Recruiting is a strange world, and both former CAA powerhouses have a head coach who is viewed as an excellent recruiter, but being in the Atlantic 10 offers a better platform to compete against the top basketball schools in the country. It’s too early to evaluate the impact for George Mason, but as an A10 member, VCU has pulled in arguably their two best recruiting classes in school history in the 2014 and 2015 classes, with both classes ranked 26th in the nation by 247Sports.

Long term, Davidson is favorably positioned for success. While their budget will likely need to increase, and facilities upgrades will be a part of that increase, they can expect higher revenue from television contracts and NCAA tournament shares, and their positioning in the Charlotte media market (ranked 24th largest in the country by Nielsen) puts them ahead of some of their new conference mates, not to mention almost everyone in the SoCon.

Davidson may not have the shiny Final Four banners that recent A10 additions like George Mason, VCU, or even Butler had, but they do have a history of NCAA relevancy and success to fall back upon and to market themselves around.

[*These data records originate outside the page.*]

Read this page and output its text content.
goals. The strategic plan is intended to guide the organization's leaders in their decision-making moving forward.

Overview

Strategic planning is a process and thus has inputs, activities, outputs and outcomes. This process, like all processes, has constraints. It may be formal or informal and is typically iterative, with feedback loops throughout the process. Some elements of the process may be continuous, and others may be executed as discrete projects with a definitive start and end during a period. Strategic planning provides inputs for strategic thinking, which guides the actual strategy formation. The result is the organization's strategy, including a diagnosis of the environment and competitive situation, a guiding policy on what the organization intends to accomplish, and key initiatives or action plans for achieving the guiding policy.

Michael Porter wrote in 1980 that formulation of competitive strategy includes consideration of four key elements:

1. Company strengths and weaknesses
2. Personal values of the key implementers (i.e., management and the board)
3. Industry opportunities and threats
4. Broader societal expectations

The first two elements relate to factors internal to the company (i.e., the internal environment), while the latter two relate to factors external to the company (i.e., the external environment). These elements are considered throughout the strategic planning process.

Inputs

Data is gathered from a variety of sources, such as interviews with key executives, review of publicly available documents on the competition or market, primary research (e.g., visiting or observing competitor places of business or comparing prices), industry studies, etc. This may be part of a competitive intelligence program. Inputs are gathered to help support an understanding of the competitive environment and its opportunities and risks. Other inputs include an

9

Three Elite Eight appearances (1968, 1969, and 2008) from two different eras is an impressive legacy, and with an increased opportunity to earn at-large NCAA bids, nothing says McKillop can’t repeat the Steph Curry run from ‘08.

Tonight at Belk Arena, the Wildcats will take on George Mason at 7pm. The rematch of January 24’s 80-73 overtime victory over the Patriots in Fairfax will be a good test for Davidson, as it marks just their second rematch with an Atlantic 10 foe. Will familiarity and a quest for revenge favor the Patriots, or will homecourt advantage and additional experience in playing without the injured Jack Gibbs result in a Wildcat triumph?